Questions worth asking your doctor
Bring these to your next appointment. They're a starting point for a shared conversation — not a sign you qualify or a recommendation to enrol.
1Based on my diagnosis and history, is this trial worth exploring for me — or is there a standard treatment we should try first?
2What does this trial's phase tell us about how much is already known about its safety and benefit?
3What would taking part actually involve for me — visits, tests, time, and travel?
4What are the known and possible risks or side effects I should weigh, and how would they be monitored?
5If this trial isn't the right fit, what other options or trials would you suggest I look into?
Generated to help you prepare — always confirm anything about your own eligibility and care with the study team and your doctor.
Questions for the trial coordinator
The trial coordinator is the person who runs the study day to day. These cover the practical side — logistics, costs, and what taking part would actually mean for your life.

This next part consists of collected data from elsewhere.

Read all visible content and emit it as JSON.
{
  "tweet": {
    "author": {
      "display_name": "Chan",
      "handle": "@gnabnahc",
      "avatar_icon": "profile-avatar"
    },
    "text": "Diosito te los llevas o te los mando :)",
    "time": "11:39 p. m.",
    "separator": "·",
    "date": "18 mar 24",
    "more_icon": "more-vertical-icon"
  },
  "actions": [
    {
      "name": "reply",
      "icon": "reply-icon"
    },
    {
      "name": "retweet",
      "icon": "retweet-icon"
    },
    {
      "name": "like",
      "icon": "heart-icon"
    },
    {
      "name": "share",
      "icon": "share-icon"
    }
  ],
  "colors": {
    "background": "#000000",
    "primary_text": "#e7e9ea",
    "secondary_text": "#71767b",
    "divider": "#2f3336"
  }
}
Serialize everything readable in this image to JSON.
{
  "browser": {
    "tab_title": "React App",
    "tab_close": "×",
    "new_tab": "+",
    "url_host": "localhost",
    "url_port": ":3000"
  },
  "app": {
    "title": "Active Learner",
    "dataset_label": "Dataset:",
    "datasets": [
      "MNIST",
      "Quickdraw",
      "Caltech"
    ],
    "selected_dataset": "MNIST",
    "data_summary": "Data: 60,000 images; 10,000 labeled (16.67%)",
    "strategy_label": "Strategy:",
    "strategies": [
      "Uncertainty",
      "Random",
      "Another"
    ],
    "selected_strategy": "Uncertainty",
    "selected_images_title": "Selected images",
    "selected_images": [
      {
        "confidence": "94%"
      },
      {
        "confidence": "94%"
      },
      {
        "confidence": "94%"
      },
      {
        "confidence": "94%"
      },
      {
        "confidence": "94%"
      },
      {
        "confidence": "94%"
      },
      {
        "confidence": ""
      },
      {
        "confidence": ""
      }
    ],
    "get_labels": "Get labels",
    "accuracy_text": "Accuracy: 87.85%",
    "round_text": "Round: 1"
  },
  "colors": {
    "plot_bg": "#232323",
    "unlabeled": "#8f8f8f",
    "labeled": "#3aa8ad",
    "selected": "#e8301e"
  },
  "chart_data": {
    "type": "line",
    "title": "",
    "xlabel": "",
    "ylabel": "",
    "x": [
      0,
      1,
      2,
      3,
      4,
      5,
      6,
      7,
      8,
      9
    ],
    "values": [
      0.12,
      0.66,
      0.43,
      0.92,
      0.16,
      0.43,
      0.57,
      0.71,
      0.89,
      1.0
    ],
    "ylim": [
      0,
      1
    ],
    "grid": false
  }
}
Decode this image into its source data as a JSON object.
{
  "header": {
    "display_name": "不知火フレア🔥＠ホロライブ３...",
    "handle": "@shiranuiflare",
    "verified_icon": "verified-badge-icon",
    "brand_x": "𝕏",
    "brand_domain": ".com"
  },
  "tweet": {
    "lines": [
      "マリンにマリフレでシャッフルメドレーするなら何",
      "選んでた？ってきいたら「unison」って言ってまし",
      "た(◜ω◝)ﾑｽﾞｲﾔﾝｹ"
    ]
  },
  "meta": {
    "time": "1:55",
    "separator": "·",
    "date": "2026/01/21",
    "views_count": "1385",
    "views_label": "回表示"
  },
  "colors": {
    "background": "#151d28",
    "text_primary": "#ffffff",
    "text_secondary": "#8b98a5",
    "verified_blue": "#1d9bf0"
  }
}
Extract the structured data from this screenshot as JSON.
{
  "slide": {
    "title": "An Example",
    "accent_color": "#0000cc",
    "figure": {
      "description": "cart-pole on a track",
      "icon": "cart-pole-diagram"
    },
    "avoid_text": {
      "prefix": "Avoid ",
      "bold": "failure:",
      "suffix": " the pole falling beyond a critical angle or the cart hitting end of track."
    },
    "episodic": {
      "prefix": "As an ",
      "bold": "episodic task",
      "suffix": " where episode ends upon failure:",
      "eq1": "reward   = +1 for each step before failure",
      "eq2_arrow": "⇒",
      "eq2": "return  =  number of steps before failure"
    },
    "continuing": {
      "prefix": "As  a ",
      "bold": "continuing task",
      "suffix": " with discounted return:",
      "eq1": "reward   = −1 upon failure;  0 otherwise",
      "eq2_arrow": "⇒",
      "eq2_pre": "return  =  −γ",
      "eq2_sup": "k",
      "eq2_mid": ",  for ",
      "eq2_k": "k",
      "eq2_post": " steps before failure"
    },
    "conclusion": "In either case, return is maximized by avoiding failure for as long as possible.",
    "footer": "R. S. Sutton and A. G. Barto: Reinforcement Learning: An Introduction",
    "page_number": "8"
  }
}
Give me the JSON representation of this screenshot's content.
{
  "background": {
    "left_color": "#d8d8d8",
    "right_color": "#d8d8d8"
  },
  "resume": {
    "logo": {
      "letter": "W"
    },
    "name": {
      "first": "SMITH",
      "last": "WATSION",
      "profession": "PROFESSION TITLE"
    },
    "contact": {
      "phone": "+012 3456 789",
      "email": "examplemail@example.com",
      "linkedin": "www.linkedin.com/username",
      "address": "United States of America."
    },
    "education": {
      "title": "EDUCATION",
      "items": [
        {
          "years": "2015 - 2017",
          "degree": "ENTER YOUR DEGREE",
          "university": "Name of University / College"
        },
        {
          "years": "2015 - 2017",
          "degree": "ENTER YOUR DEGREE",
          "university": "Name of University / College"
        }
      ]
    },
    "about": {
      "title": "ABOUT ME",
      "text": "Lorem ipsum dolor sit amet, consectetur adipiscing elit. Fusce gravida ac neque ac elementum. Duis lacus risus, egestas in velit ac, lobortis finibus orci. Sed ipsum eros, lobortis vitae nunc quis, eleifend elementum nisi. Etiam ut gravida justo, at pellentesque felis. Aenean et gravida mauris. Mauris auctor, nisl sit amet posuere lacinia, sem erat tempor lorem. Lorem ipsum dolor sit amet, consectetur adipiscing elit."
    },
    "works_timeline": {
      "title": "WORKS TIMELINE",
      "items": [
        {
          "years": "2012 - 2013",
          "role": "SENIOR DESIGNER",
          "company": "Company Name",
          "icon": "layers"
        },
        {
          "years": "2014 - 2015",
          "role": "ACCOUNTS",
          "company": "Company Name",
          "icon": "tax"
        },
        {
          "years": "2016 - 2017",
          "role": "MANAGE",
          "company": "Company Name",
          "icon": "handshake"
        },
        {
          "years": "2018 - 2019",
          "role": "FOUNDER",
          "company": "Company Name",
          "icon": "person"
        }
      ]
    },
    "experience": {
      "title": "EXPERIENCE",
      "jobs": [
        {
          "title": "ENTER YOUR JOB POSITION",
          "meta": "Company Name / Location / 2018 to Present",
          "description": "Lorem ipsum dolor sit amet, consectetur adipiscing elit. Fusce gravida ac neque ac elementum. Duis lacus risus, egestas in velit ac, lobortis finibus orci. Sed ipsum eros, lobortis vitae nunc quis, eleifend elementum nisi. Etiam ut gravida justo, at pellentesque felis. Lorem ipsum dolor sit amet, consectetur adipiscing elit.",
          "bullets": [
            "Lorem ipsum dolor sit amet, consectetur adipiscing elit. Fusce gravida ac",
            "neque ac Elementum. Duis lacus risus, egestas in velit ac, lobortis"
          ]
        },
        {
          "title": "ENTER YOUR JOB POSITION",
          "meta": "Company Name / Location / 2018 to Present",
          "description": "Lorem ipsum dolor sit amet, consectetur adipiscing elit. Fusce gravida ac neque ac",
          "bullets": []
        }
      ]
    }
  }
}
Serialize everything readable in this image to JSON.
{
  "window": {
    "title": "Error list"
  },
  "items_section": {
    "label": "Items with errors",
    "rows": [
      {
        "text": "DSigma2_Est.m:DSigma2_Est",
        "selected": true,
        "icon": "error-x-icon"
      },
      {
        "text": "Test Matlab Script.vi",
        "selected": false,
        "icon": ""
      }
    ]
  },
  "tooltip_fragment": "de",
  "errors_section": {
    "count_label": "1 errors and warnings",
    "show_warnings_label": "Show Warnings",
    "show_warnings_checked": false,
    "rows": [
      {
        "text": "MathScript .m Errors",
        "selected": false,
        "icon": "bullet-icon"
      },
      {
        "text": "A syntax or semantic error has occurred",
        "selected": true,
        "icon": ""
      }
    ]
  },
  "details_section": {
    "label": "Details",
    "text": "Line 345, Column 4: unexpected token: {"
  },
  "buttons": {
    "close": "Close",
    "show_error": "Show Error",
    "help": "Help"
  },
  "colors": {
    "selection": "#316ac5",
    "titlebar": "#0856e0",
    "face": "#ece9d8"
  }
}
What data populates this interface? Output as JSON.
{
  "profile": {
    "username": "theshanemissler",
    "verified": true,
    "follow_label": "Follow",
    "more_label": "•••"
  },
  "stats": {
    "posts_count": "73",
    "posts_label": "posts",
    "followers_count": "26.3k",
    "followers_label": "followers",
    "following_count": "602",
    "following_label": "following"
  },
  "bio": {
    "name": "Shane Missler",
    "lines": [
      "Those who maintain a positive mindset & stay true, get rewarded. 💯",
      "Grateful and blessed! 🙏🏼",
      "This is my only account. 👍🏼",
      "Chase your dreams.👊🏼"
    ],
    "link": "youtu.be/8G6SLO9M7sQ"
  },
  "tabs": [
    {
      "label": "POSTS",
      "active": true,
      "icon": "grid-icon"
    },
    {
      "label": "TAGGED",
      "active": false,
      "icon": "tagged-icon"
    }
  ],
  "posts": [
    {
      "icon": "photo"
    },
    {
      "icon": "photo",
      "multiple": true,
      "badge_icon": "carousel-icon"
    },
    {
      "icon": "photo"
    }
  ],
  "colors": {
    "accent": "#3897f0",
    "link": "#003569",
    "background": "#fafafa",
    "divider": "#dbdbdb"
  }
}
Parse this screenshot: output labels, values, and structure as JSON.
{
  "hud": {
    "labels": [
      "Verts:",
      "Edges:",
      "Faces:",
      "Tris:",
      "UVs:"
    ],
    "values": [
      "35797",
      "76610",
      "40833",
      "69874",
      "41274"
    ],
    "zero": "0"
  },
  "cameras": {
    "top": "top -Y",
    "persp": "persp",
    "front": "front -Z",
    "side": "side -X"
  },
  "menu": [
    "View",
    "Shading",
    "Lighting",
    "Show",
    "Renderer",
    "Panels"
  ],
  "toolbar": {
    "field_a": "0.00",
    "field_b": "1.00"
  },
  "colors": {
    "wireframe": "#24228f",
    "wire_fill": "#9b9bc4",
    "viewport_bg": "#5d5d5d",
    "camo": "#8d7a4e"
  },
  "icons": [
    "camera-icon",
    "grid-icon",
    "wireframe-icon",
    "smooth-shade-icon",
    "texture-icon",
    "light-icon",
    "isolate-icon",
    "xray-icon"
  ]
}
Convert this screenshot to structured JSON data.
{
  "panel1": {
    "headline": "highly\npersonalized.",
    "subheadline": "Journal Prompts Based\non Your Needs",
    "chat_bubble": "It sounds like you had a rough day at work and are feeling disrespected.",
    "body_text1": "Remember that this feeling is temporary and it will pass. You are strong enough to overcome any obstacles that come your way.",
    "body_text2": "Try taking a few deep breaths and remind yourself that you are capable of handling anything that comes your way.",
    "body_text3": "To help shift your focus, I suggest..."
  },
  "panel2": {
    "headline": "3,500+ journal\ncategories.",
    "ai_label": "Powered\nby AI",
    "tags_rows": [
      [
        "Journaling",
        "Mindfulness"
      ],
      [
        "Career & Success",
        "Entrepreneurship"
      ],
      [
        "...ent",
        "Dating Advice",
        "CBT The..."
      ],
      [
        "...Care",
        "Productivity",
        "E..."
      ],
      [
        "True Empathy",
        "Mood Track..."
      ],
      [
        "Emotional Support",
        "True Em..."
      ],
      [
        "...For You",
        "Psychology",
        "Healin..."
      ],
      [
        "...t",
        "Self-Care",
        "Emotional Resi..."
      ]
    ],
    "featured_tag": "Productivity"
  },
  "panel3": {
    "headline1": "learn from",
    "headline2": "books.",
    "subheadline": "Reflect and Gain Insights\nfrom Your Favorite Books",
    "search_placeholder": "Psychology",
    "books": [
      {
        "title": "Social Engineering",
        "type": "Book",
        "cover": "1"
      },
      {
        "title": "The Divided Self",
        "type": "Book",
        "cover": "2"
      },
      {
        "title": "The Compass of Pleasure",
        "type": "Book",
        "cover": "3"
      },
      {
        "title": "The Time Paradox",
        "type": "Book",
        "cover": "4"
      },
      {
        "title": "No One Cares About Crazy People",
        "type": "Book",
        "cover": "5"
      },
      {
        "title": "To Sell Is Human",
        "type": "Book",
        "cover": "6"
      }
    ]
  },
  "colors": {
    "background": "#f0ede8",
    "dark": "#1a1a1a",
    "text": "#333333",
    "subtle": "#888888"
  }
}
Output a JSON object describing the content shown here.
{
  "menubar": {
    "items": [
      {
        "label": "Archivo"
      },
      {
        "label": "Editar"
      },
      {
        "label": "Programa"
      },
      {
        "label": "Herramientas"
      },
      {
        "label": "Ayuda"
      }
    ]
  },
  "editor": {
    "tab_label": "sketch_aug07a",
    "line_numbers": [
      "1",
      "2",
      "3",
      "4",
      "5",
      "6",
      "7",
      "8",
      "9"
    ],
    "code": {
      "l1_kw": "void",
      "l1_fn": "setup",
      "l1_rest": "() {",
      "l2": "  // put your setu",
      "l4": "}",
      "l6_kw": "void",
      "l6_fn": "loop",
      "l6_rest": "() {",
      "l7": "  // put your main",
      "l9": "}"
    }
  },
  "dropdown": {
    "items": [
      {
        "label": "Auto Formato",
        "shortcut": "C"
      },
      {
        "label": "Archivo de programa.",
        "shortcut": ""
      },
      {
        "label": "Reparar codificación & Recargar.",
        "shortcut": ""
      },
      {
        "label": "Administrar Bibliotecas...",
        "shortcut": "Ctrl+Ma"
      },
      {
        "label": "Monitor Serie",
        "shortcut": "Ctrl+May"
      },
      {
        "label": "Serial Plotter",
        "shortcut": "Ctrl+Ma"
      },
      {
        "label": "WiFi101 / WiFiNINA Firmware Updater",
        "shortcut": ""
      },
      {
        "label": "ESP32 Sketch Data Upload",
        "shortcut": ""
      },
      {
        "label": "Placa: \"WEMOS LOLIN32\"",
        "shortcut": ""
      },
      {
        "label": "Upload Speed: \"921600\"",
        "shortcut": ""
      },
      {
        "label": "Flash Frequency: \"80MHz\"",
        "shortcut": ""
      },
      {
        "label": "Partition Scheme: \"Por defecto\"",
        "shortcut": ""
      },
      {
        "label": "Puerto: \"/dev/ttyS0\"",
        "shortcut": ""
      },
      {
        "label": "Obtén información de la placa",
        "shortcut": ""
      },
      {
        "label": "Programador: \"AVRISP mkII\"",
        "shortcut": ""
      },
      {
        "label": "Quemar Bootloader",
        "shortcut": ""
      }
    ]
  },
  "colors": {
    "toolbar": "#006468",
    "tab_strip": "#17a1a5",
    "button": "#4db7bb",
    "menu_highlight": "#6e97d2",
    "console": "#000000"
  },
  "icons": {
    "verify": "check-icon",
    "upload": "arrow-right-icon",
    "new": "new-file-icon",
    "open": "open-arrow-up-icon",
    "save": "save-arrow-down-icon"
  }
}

The study team confirms whether you meet the criteria; these are questions to ask, not a sign you qualify.
1What does taking part actually involve week to week — how many visits, where, and how long does each one take?
2What costs are covered by the study, and what might I have to pay for myself, including travel, parking, or time off work?
3What happens during screening, and what happens if the study team confirms I don't meet the criteria after those tests?
4Who pays for the scans, blood work, and other tests the trial requires — the study, my insurance, or me?
5How will being in the trial affect my regular care, and will my own doctor stay informed and involved?
6Can I leave the trial at any point if I change my mind, and what would happen to my care if I do?
A starting point for the conversation — always confirm anything about your own eligibility, costs, and care with the study team and your doctor.